Le projet de loi bioéthique[1], qui sera présenté mercredi en Conseil des ministres, a reçu pour l’essentiel l’approbation du Conseil d’Etat, rapporte le journal La Croix qui a consulté son avis adopté le 18 juillet.
En juin 2018, le Conseil d’Etat avait déjà livré son « rapport sur la révision de la loi de bioéthique » (cf. Rapport du Conseil d’Etat sur la révision de la loi de bioéthique : consécration du principe de liberté ?), dont nombre d’éléments sont repris dans ce nouvel avis : « Les juristes du Palais-Royal rappellent ainsi qu’en matière de PMA, le droit n’impose aucune extension. Cette dernière ‘relève d’un choix politique, écrivent les auteurs de ce nouvel avis.
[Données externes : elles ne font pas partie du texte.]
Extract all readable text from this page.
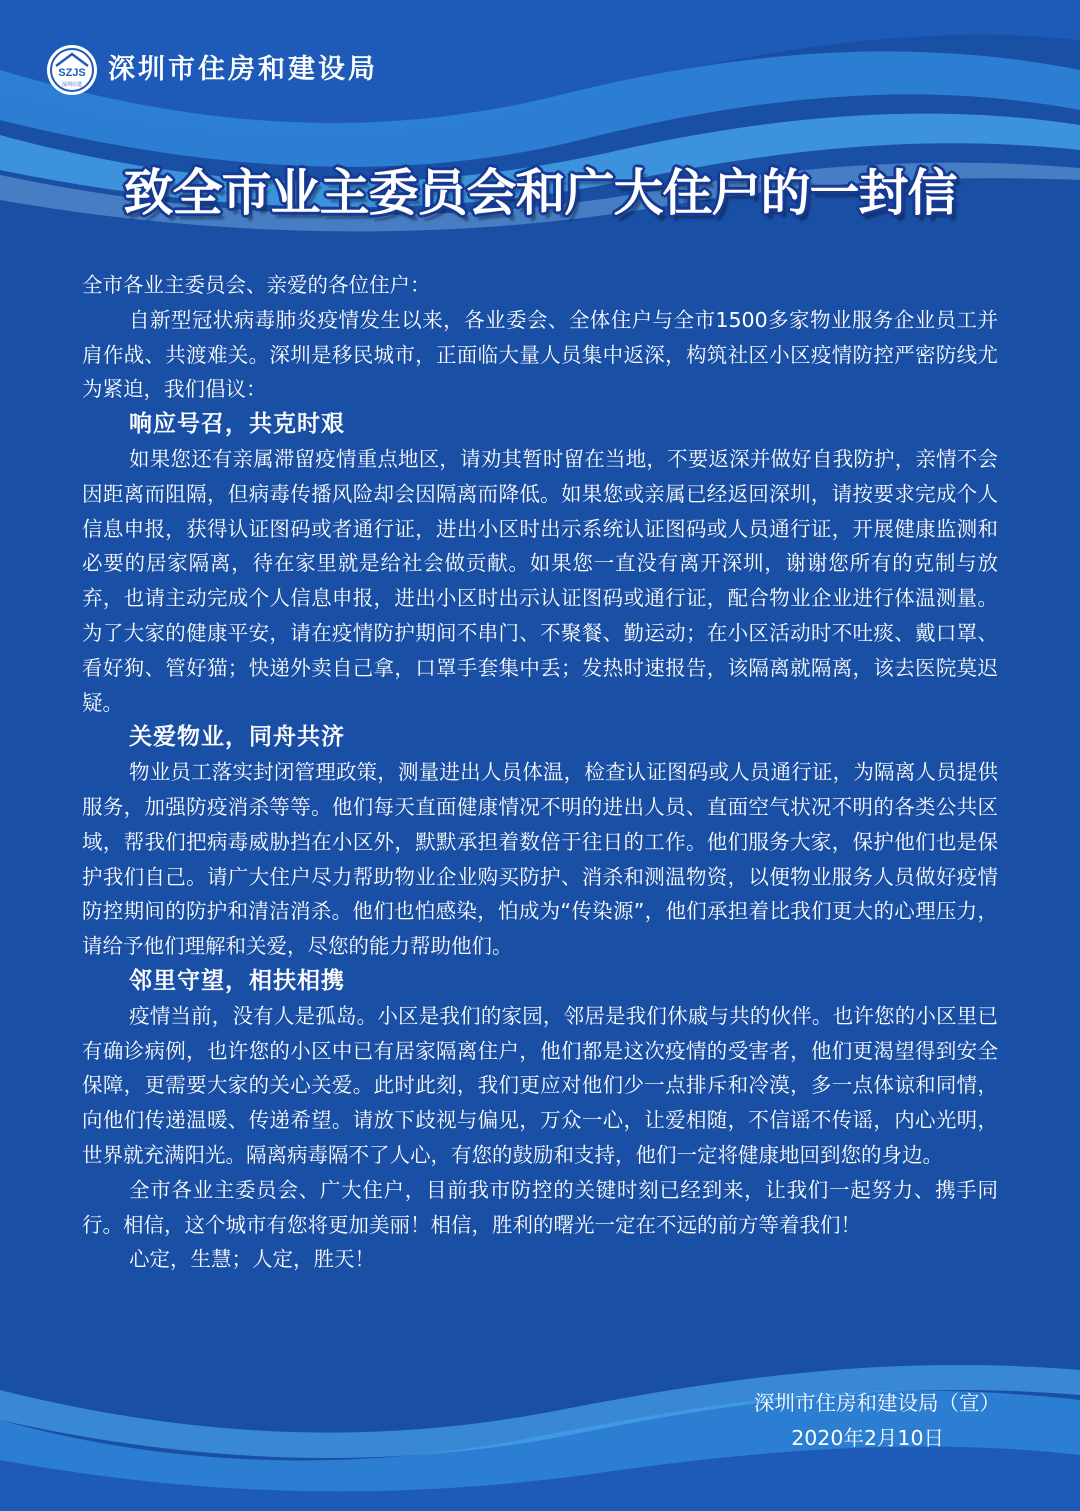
SZJS
深圳住建 深圳市住房和建设局
致全市业主委员会和广大住户的一封信

全市各业主委员会、亲爱的各位住户：

自新型冠状病毒肺炎疫情发生以来，各业委会、全体住户与全市1500多家物业服务企业员工并肩作战、共渡难关。深圳是移民城市，正面临大量人员集中返深，构筑社区小区疫情防控严密防线尤为紧迫，我们倡议：

响应号召，共克时艰

如果您还有亲属滞留疫情重点地区，请劝其暂时留在当地，不要返深并做好自我防护，亲情不会因距离而阻隔，但病毒传播风险却会因隔离而降低。如果您或亲属已经返回深圳，请按要求完成个人信息申报，获得认证图码或者通行证，进出小区时出示系统认证图码或人员通行证，开展健康监测和必要的居家隔离，待在家里就是给社会做贡献。如果您一直没有离开深圳，谢谢您所有的克制与放弃，也请主动完成个人信息申报，进出小区时出示认证图码或通行证，配合物业企业进行体温测量。为了大家的健康平安，请在疫情防护期间不串门、不聚餐、勤运动；在小区活动时不吐痰、戴口罩、看好狗、管好猫；快递外卖自己拿，口罩手套集中丢；发热时速报告，该隔离就隔离，该去医院莫迟疑。

关爱物业，同舟共济

物业员工落实封闭管理政策，测量进出人员体温，检查认证图码或人员通行证，为隔离人员提供服务，加强防疫消杀等等。他们每天直面健康情况不明的进出人员、直面空气状况不明的各类公共区域，帮我们把病毒威胁挡在小区外，默默承担着数倍于往日的工作。他们服务大家，保护他们也是保护我们自己。请广大住户尽力帮助物业企业购买防护、消杀和测温物资，以便物业服务人员做好疫情防控期间的防护和清洁消杀。他们也怕感染，怕成为“传染源”，他们承担着比我们更大的心理压力，请给予他们理解和关爱，尽您的能力帮助他们。

邻里守望，相扶相携

疫情当前，没有人是孤岛。小区是我们的家园，邻居是我们休戚与共的伙伴。也许您的小区里已有确诊病例，也许您的小区中已有居家隔离住户，他们都是这次疫情的受害者，他们更渴望得到安全保障，更需要大家的关心关爱。此时此刻，我们更应对他们少一点排斥和冷漠，多一点体谅和同情，向他们传递温暖、传递希望。请放下歧视与偏见，万众一心，让爱相随，不信谣不传谣，内心光明，世界就充满阳光。隔离病毒隔不了人心，有您的鼓励和支持，他们一定将健康地回到您的身边。

全市各业主委员会、广大住户，目前我市防控的关键时刻已经到来，让我们一起努力、携手同行。相信，这个城市有您将更加美丽！相信，胜利的曙光一定在不远的前方等着我们！

心定，生慧；人定，胜天！

深圳市住房和建设局（宣）
2020年2月10日
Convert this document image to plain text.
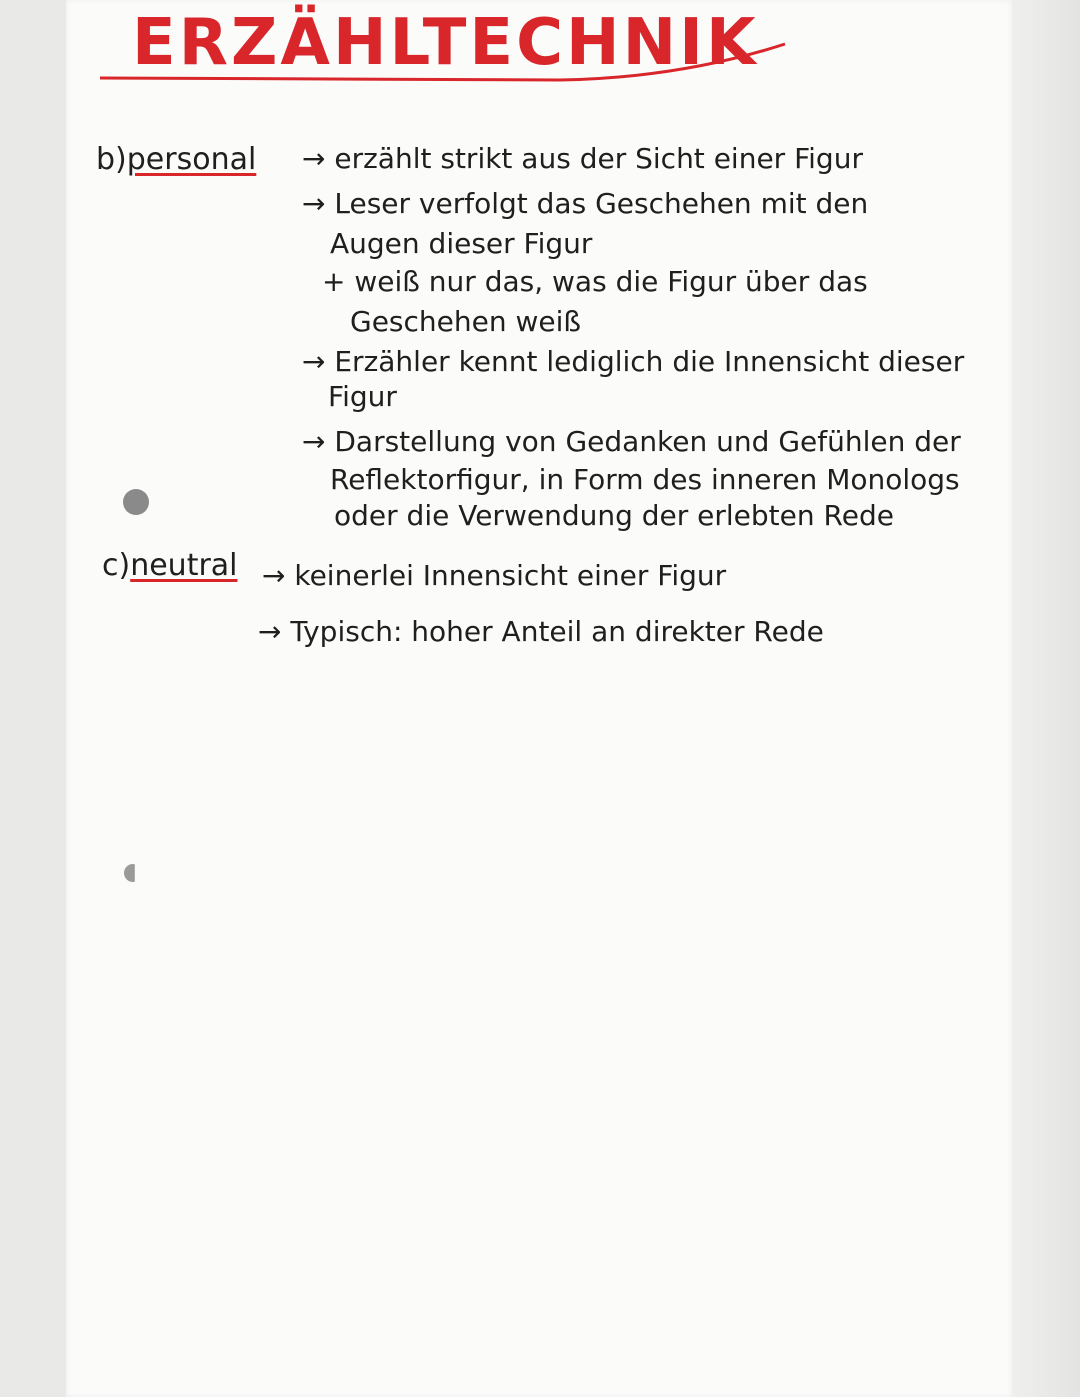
ERZÄHLTECHNIK
b)personal → erzählt strikt aus der Sicht einer Figur
→ Leser verfolgt das Geschehen mit den
Augen dieser Figur
+ weiß nur das, was die Figur über das
Geschehen weiß
→ Erzähler kennt lediglich die Innensicht dieser
Figur
→ Darstellung von Gedanken und Gefühlen der
Reflektorfigur, in Form des inneren Monologs
oder die Verwendung der erlebten Rede
c)neutral → keinerlei Innensicht einer Figur
→ Typisch: hoher Anteil an direkter Rede
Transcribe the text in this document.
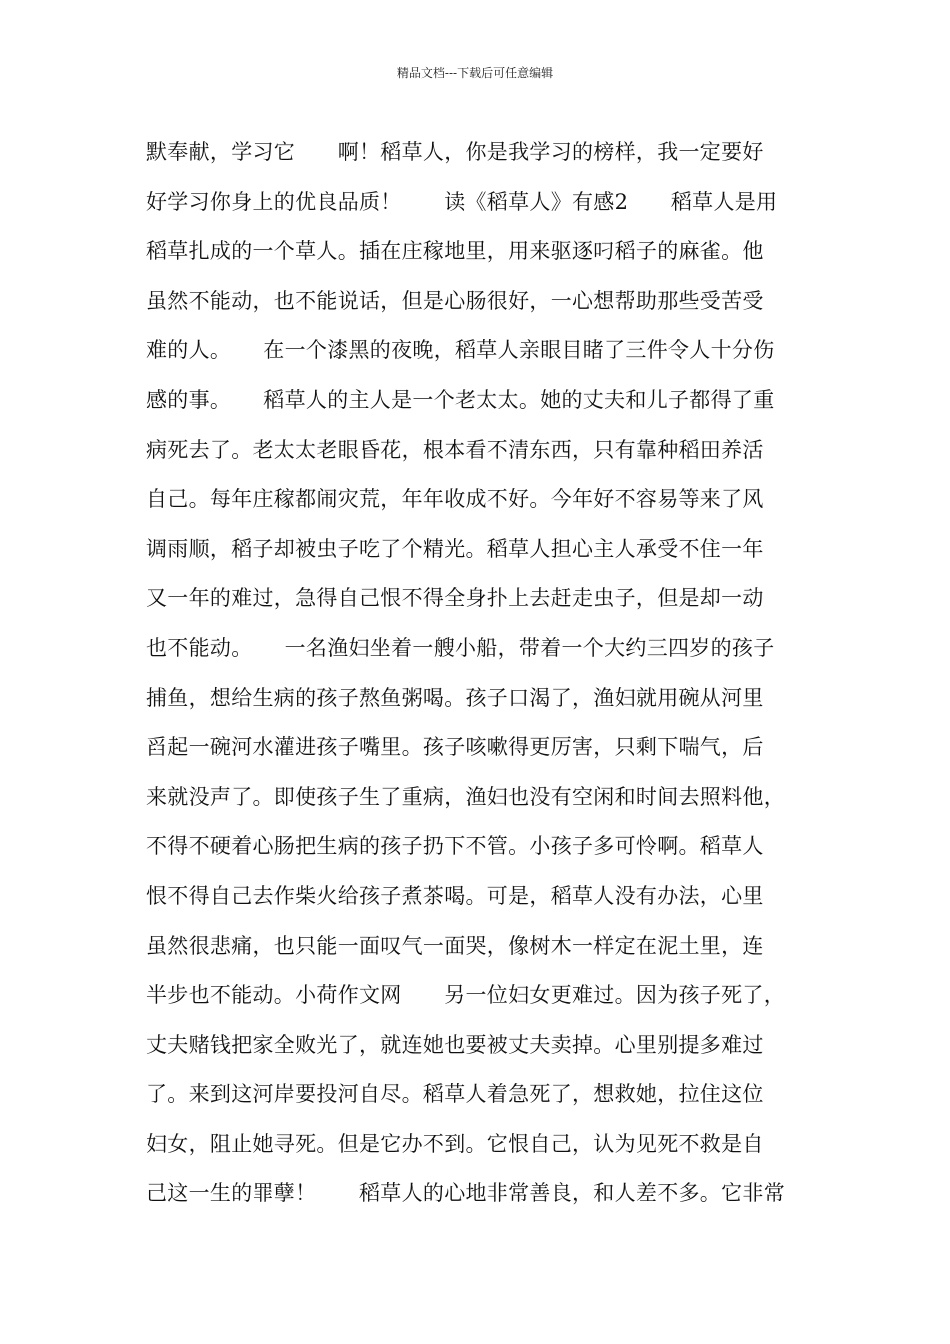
精品文档---下载后可任意编辑
默奉献，学习它　　啊！稻草人，你是我学习的榜样，我一定要好
好学习你身上的优良品质！　　读《稻草人》有感2　　稻草人是用
稻草扎成的一个草人。插在庄稼地里，用来驱逐叼稻子的麻雀。他
虽然不能动，也不能说话，但是心肠很好，一心想帮助那些受苦受
难的人。　　在一个漆黑的夜晚，稻草人亲眼目睹了三件令人十分伤
感的事。　　稻草人的主人是一个老太太。她的丈夫和儿子都得了重
病死去了。老太太老眼昏花，根本看不清东西，只有靠种稻田养活
自己。每年庄稼都闹灾荒，年年收成不好。今年好不容易等来了风
调雨顺，稻子却被虫子吃了个精光。稻草人担心主人承受不住一年
又一年的难过，急得自己恨不得全身扑上去赶走虫子，但是却一动
也不能动。　　一名渔妇坐着一艘小船，带着一个大约三四岁的孩子
捕鱼，想给生病的孩子熬鱼粥喝。孩子口渴了，渔妇就用碗从河里
舀起一碗河水灌进孩子嘴里。孩子咳嗽得更厉害，只剩下喘气，后
来就没声了。即使孩子生了重病，渔妇也没有空闲和时间去照料他，
不得不硬着心肠把生病的孩子扔下不管。小孩子多可怜啊。稻草人
恨不得自己去作柴火给孩子煮茶喝。可是，稻草人没有办法，心里
虽然很悲痛，也只能一面叹气一面哭，像树木一样定在泥土里，连
半步也不能动。小荷作文网　　另一位妇女更难过。因为孩子死了，
丈夫赌钱把家全败光了，就连她也要被丈夫卖掉。心里别提多难过
了。来到这河岸要投河自尽。稻草人着急死了，想救她，拉住这位
妇女，阻止她寻死。但是它办不到。它恨自己，认为见死不救是自
己这一生的罪孽！　　稻草人的心地非常善良，和人差不多。它非常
Le droit ne commande ni le statu quo, ni l’évolution’. De même, ils répètent que l’extension de la PMA ‘n’est pas de nature à entraîner juridiquement l’autorisation en France d’autres techniques, telles la gestation pour autrui’ ». Cependant, favorable à la prise en charge de la PMA par la Sécurité Sociale, l’avis donne pour la première fois une évaluation du coût de son extension : « entre 10 et 15 millions d’euros par an », soit « 5% du coût total actuel de l’AMP, lequel s’élève à 300 millions d’euros » (cf. En 2014, la PMA a coûté 300 millions d’euros à l’Assurance maladie).
Sur la question de la filiation (cf. « PMA pour toutes » : une impasse pour la filiation de l’enfant), le Conseil d’Etat préconise de « préserver le cadre actuel de l’établissement de la filiation pour les couples composées d’un homme et d’une femme et leur liberté de choix de révéler ou de ne pas révéler à leur enfant son mode de conception », et d’instaurer pour les couples de femmes « une déclaration anticipée devant un notaire qui serait transmis à l’officier d’état civil chargé de retranscrire la filiation sur les registres après la naissance ». Une différence de traitement qui « se justifie par une différence objective de situation : la référence à une vraisemblance biologique leur est radicalement inapplicable ».
Concernant l’accès aux origines des enfants issus d’un don de gamètes, le Conseil d’Etat estime que demander son consentement au géniteur non pas au moment du don mais lorsque l’enfant exprime la demande de connaitre son identité (à minima 18 ans après son don) « protège le donneur en lui permettant d’exprimer son consentement ou son refus dans un contexte plus propice à une décision éclairée ». Même si « cette solution conduit à soumettre l’enfant à un aléa ».
Enfin, contrairement au projet de loi bioéthique rédigé par le gouvernement, le Conseil d’Etat se prononce une nouvelle fois en faveur de la PMA post mortem à condition que ce dernier soit encadré dans le temps, avec « délai minimal à compter du décès et délai maximal ». Une position qu’il estime en cohérence avec l’extension de la PMA : si la PMA post mortem reste interdite « cela aboutira à ce qu’une femme dont l’époux est décédé doive renoncer à tout projet d’AMP avec les gamètes de ce dernier ou les embryons du couple, alors qu’elle sera autorisée à réaliser une AMP seule, avec tiers donneur ».
Pour aller plus loin :
- Vers la satisfaction d’un droit individuel à l’enfant ?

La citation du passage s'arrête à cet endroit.